Education Facilities

Three former school buildings are repurposed to create mini-campus for teacher education

The $25.3 million project is currently under construction on the Winona State University campus.


By David Malone, Associate Editor | January 8, 2018
Education Village at Winona State University

Rendering courtesy Leo A Daly

A 100,000-sf mini-campus for teacher education is being created from three former school buildings at Winona State University in Winona, Minn. Once completed, the $25.2 million project will create a new section of campus and be home to the university’s College of Education.

Dubbed Education Village, the Leo A Daly-designed project retrofits three separate school buildings from different eras with learning spaces. The design creates learning environments that range from traditional classrooms with blackboards to advanced, technology-enabled active-learning classrooms, STEM labs, maker spaces, and special-education classrooms.

 

Education VillageRendering courtesy Leo A Daly.

 

The new mini campus includes Wabasha Hall, Wabasha Rec, and Cathedral School. Wabasha Hall is the new main hub of Education Village. It will function as a learning lab and gathering space with a large atrium, experimental classrooms, a child-care center, counselor-education facilities, and breakout spaces for group work.

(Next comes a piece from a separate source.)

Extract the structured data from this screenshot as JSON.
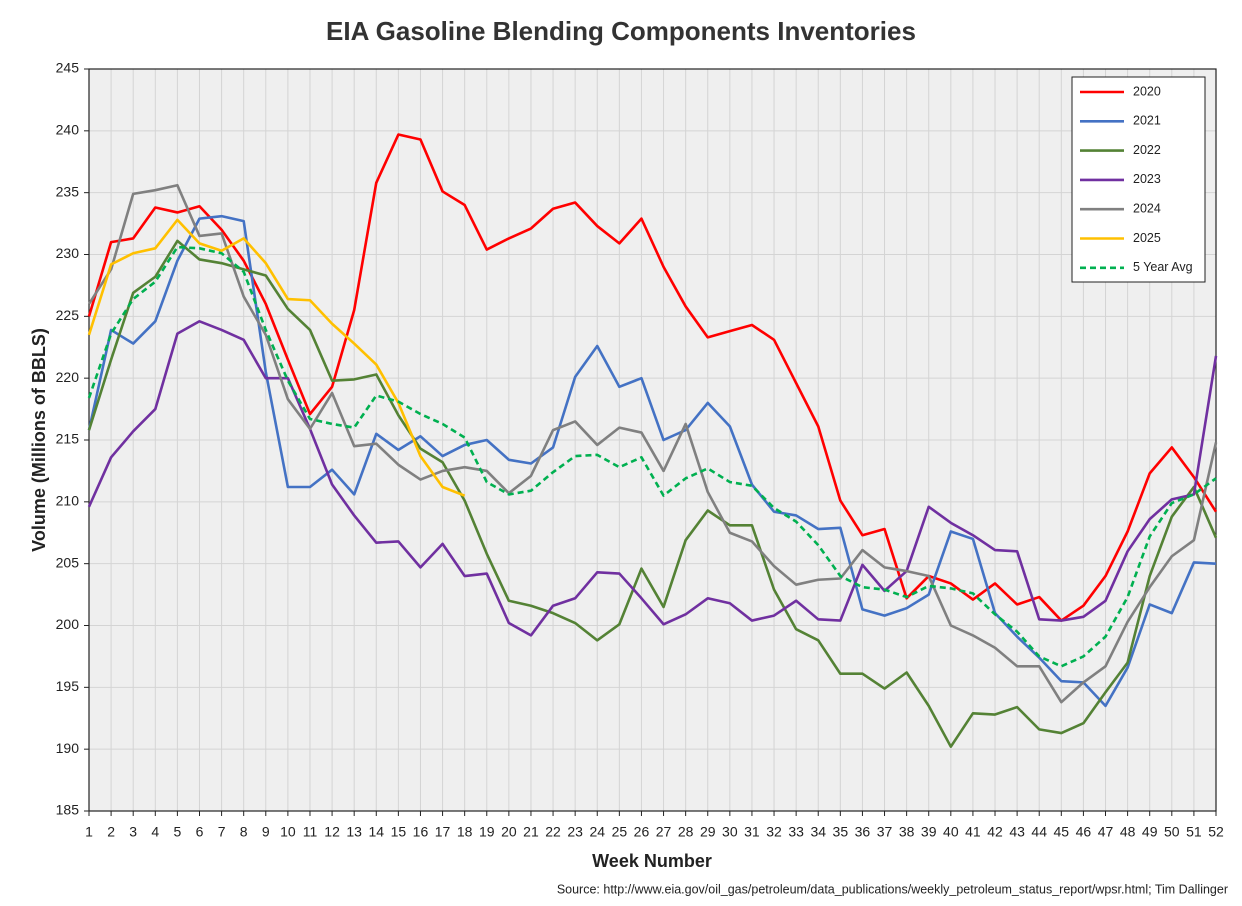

Wabasha Rec is a former gym that will house physical education and adaptive-sports teaching programs. Cathedral School is a historic schoolhouse originally built in 1929. It will preserve low-tech classrooms relevant to the current spectrum of American schools and house post-graduate teacher-development functions, administrative offices, and the dean’s suite.

 

Site layout of Education Village designed by Leo A DalyRendering courtesy Leo A Daly.

 

“By placing a diversity of learning environments into a range of different building contexts, the design helps prepare future teachers for anything they will encounter in professional life,” says Joe Bower, Senior Architect in Leo A Daly’s Minneapolis office, in a release.

Kraus-Anderson is the construction manager for the project, which is expected to be finished in time for the Fall 2019 school semester.